UK battery production needs to 40 times over

A report, Powering the Drive to Net Zero, concludes that only the private sector can provide finance at the pace and scale needed to enable the transition to cleaner road transport.

The UK can become a global player in electric vehicle (EV) batteries if billions of pounds are invested now to build a battery supply chain, yet, at present, organisations across the battery supply chain find it hard to secure the high levels of funding needed to scale up because battery developments are often considered high risk. Banks and institutional investors are cautious about investing in an emerging sector, particularly when future revenues are not certain and offtake agreements to buy batteries have yet to be signed. This means developers have to bridge a funding “valley of death” as they seek to scale up, with challenges around securing investment which matches the risk profile.

The report, by the Coalition for the Decarbonisation of Road Transport (CDRT), established by the Green Finance Institute in January 2021, brings together an expert multi-stakeholder group focused on identifying the most promising market solutions to scale up the investment in zero-emission road transport and supporting infrastructure.

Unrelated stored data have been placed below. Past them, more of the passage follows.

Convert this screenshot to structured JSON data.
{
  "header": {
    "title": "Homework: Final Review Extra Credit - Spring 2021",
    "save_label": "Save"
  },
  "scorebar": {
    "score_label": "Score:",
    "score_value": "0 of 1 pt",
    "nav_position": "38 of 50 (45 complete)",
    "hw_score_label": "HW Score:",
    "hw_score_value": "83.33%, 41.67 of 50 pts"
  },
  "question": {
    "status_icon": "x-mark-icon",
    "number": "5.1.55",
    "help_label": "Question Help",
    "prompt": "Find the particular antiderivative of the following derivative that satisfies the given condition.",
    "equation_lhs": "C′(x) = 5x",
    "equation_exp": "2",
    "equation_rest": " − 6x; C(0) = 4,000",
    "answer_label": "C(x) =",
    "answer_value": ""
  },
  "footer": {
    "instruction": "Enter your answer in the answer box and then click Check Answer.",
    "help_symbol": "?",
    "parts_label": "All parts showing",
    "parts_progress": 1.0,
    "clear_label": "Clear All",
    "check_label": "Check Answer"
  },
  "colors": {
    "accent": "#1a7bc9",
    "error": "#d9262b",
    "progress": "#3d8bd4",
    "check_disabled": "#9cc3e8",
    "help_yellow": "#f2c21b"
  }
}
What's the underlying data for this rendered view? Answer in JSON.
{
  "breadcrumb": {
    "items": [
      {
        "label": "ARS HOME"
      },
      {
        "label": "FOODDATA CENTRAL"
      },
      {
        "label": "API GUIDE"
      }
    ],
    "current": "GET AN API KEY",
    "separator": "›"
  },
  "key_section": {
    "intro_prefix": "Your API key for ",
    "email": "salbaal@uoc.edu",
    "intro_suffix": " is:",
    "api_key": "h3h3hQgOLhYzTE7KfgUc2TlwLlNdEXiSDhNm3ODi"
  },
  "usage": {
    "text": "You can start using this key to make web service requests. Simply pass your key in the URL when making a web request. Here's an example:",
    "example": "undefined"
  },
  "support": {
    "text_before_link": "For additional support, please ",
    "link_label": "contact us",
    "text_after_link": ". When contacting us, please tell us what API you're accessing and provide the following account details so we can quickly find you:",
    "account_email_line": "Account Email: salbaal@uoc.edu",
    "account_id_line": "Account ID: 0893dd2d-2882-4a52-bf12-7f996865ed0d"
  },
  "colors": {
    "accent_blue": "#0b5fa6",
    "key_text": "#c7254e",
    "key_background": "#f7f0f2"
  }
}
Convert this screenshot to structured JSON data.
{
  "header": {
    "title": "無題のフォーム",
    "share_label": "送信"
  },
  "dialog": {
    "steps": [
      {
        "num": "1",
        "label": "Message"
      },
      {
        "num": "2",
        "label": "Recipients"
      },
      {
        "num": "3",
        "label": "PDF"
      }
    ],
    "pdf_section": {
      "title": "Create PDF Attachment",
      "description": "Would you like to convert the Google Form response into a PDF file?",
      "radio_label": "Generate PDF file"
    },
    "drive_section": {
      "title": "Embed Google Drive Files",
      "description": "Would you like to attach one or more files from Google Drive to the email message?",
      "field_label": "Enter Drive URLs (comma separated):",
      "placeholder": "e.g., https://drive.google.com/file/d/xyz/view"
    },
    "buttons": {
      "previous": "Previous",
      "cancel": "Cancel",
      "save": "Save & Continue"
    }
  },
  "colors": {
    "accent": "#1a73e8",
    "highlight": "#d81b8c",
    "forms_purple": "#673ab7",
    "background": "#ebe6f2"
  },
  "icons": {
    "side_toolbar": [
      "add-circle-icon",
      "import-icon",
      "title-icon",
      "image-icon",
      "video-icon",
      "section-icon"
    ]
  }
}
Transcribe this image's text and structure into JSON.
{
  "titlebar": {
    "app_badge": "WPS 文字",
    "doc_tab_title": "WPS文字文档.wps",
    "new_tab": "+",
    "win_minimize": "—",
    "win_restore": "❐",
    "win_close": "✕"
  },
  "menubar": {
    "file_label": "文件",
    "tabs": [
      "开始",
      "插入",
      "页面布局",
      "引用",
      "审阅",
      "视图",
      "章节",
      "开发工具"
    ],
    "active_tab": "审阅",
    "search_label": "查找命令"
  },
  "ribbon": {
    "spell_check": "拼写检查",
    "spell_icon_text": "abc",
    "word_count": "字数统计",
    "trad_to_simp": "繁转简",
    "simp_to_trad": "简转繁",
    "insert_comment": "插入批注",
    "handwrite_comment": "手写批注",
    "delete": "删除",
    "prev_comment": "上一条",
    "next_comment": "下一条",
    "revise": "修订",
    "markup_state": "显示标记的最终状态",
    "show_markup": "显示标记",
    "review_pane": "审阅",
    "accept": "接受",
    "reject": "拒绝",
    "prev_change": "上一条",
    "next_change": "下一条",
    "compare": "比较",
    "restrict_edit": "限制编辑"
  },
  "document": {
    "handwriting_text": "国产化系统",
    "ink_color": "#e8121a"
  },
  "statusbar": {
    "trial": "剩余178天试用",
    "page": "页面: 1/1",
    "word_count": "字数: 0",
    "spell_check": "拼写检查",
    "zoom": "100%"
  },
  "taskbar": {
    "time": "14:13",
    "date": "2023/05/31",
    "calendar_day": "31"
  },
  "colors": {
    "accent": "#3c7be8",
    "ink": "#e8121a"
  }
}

It highlights the opportunity to invest in the burgeoning global demand for EV batteries, which will underpin the future of road transport. But warns that there is a narrow window to seize this opportunity and significant barriers to investment must be overcome.

The UK currently produces around 2GWh of battery capacity a year but will need to ramp up to over 90GWh a year by 2030 to maintain a car industry at its current size. Investment is urgently needed to increase battery production and secure for the UK a major share of the rapidly growing global battery supply chain market.